Document Fraud Training for Nigeria Immigration Service officers in Abuja.
By Marcellino Ramkishun
The African Capacity Building Centre (ACBC) in Moshi, Tanzania has played an integral role in the growth and understanding of border management and related matters throughout the African continent.
Established in 2009 at the request of IOM’s African Member States, the ACBC is fast becoming an important hub for training and capacity building in migration management for IOM Offices and IOM member states alike.
Through its broad range of activities, the Centre promotes comprehensive migration governance and facilitates a diverse range of immigration and border management projects and training courses throughout Africa and beyond.
The Centre is hosted by the Tanzania Regional Immigration Training Academy (TRITA) in Moshi. TRITA is tasked by the East African Community (EAC) Heads of Immigration Services with coordinating and providing specific training for immigration officials from the five EAC countries: Tanzania, Kenya, Rwanda, Uganda and Burundi.
TRITA and the ACBC work in close partnership and their good cooperation has benefited both in terms of joint training programmes, workshops, as well as regional support.
Over the last five years, the ACBC’s teams of experts have responded to an increasingly wide range of requests from African States to build their countries’ capacities and shape innovative solutions in regard to migration management.
As of July 2013, the ACBC had trained over 3,100 immigration and border management officials from 47 different African states, and provided specialist border management guidance to more than 30 IOM offices.
During the 2013/2014 period, the ACBC also facilitated border management interventions across the continent, most notably the IOM Abuja Five Country Conference on irregular migration.
As the ACBC celebrates its fifth anniversary in March 2015, the Centre is widening its thematic outreach in the areas of labor migration, migration health and return migration.
The Center is also looking into other immigration and border management themes such as the promotion of trade, the facilitation of the free movement of persons, good governance, gender and climate change.
The ACBC has also started to focus on humanitarian border management (HBM), migrant smuggling and human trafficking – addressing these particular challenges in crises, and supporting integrated and coordinated humanitarian response through adapted border management procedures.

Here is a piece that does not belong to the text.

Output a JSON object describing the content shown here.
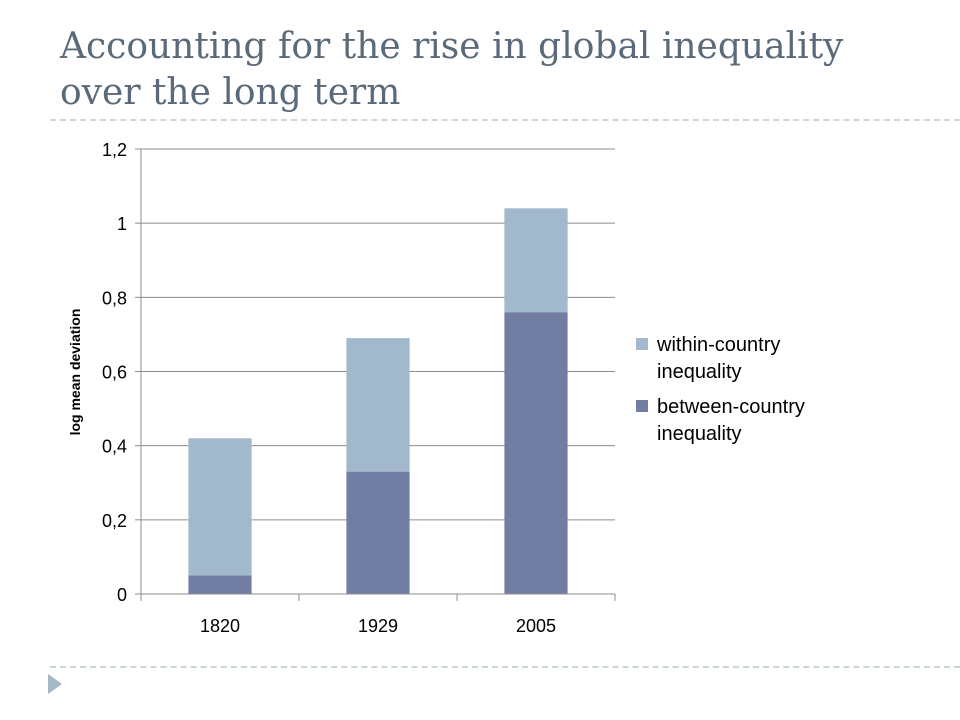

The ACBC has delivered HBM, counter-trafficking and counter-migrant smuggling trainings in a number of countries. Recent examples include: an HBM training carried out in the Democratic Republic of the Congo; and a counter-trafficking investigation, a migrant smuggling investigation, and integrated border management trainings conducted for the Puntland Authority, Somalia and held at the ACBC.
“Although it is difficult to work in the Anti- Trafficking Unit because it involves organized crime, through this training session we have learnt a lot – especially how to detect traffickers and how to support and assist the victims of trafficking,” said Lul Saleban Ali, a woman counter trafficking officer from Puntland, Somalia.
One of the ACBC’s main focuses is the Migration Information and Data Analysis System (MIDAS) – which involves the training of officials to capture, analyze and transfer aggregated migrant traveler data to their headquarters. MIDAS is a border management software developed by IOM in order to equip and enable States that have inadequate data capture systems.